Фетисов же бежал по пыльной улице, сжимая завернутый в газеты ломик. У музея он воровато оглянулся и скользнул в обход здания, туда, где был вход в подвал.
- Нил? – услышал Фетисов, когда минут через десять вышел из подвала, обогнул особняк Ольховских и остановился, потерянный, на дорожке, ведущей к центральному входу. О том, что он только что сделал в подвале, скульптор не думал. В нем поднималась звериная, инстинктивная опасливость. Старая карга хорошо его знает... ее только теперь не хватало... чтоб ей... Ольховская. Хранитель музея. Она смотрела вопросительно и строго. Она не поймет... красивый истукан вместо того, мраморного и одновременно живого, несмотря на мраморность – это его, Фетисова, трагедия... это так страшно... это что стоит тысяч жизней, а не то что разбитой статуи.

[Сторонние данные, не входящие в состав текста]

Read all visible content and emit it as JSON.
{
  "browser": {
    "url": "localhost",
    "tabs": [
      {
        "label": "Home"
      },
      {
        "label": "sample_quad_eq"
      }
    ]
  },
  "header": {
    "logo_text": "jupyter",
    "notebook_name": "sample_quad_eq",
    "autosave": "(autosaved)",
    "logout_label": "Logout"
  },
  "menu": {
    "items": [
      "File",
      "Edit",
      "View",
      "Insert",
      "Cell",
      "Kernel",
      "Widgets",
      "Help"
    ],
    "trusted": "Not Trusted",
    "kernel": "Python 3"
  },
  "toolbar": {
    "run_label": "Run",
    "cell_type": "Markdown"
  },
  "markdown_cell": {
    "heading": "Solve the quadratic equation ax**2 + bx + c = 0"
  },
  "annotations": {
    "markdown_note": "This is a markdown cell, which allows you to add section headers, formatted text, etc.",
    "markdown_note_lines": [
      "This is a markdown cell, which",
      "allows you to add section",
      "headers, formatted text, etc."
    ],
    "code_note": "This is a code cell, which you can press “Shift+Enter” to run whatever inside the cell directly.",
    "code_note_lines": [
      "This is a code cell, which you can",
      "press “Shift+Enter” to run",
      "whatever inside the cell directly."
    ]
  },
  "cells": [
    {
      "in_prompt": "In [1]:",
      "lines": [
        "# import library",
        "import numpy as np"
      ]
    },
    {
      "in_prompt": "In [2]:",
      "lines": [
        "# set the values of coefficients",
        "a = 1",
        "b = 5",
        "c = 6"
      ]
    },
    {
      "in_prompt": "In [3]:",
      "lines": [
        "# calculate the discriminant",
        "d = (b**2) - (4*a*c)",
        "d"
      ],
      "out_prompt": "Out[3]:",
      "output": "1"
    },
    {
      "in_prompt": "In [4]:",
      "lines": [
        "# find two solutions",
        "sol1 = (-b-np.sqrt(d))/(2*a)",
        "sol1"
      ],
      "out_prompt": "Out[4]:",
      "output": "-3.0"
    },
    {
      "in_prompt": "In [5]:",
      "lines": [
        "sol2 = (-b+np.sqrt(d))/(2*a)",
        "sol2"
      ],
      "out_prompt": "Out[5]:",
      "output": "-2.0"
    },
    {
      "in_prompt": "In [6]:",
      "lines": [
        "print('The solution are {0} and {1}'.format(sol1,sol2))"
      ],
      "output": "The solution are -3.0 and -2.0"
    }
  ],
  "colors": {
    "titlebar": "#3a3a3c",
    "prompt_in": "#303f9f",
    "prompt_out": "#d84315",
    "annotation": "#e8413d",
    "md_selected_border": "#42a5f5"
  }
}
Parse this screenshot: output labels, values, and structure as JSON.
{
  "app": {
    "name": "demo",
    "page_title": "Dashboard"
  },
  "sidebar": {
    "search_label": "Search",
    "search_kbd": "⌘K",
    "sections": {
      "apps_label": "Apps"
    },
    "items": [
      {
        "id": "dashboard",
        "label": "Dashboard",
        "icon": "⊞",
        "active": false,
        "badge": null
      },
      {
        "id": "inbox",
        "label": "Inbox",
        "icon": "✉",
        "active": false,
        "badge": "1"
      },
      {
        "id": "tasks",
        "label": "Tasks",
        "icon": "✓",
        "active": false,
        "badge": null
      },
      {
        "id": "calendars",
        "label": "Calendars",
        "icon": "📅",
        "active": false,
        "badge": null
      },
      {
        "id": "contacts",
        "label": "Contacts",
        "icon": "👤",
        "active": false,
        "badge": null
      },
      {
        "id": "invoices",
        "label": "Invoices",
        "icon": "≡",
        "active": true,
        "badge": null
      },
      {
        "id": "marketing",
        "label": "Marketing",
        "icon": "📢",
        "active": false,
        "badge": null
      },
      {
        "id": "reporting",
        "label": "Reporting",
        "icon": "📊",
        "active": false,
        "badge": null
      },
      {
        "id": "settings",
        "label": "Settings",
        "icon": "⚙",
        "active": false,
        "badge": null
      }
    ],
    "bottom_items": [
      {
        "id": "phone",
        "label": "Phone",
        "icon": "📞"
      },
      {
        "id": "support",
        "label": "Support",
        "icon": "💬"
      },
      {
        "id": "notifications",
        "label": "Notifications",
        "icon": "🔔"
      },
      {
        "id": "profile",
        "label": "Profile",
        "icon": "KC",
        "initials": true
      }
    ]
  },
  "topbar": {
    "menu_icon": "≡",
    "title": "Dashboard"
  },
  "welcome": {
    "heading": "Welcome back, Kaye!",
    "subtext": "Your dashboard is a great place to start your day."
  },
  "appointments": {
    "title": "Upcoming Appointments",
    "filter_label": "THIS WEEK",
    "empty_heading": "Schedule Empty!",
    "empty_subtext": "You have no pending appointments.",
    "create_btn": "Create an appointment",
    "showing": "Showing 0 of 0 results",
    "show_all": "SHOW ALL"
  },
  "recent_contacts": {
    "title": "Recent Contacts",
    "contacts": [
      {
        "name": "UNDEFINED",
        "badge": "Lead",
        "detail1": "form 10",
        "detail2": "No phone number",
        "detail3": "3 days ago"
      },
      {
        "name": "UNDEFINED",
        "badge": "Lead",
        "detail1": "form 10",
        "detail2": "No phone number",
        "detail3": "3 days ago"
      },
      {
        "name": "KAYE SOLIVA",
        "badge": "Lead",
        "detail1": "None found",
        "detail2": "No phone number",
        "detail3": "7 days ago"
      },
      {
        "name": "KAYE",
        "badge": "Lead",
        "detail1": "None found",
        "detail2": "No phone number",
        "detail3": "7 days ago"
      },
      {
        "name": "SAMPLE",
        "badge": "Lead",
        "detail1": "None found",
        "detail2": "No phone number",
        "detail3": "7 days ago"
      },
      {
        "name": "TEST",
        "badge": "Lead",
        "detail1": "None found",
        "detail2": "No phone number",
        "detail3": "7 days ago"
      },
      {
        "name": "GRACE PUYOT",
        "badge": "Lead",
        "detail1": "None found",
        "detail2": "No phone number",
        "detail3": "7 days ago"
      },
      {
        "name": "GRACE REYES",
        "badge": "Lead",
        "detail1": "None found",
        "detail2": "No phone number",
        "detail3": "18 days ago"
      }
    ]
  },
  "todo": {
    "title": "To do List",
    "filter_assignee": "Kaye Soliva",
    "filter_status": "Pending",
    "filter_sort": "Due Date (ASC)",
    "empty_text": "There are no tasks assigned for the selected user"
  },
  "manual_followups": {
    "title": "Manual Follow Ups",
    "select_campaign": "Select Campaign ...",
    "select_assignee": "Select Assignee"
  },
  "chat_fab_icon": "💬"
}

Трусливый холодок побежал по позвоночнику. Темнеет... найдут нескоро... Осколки мрамора, разлетевшиеся, осыпавшие испуганно вздыбивших шерсть зверей... Лиса, лиса там самая подлая, надо бы и ее тоже... И он, думая теперь только о том, как бы ускользнать незамеченным – от лисы с ее стеклянным взглядом, от мраморных осколков, от строгих глаз Ольховской, смог медленно и вроде как равнодушно подойти к директору музея. А потом резко размахнулся и, крякнув, как дровосек за работой, ударил пожилую женщину ломиком по голове...
Комментарий к 2. Адгезия бетона к мрамору (1) Мельница “Далеко” http://pleer.com/tracks/5770046etMY
(2) – Э.По, “Улялюм” (пер. В. Топорова)
====== 3. Имя твое – “воинам скорбь несущий” ======
Вдруг кованого гипса нагота
была крапивой зажжена, и слово
всю облегло ее, и чернота
в ней расступилась и сомкнулась снова.
(И. Бродский)
- Ну что там? – шепотом спросил Женя. Она стояла у окна, спрятавшись так, чтоб ее не было видно снаружи, и внимательно наблюдала за участком улицы перед домом Фетисова. Пат же рылся в бумагах скульптора с энтузиазмом Шерлока Холмса в доме негодяя Милвертона.
- Пат, а ты заметил, что у него в ру... – в голосе ее было беспокойство.
- Смотри, это он своего мертвого бойца копировал.
Женя взглянула на набросок углем и снова отвернулась.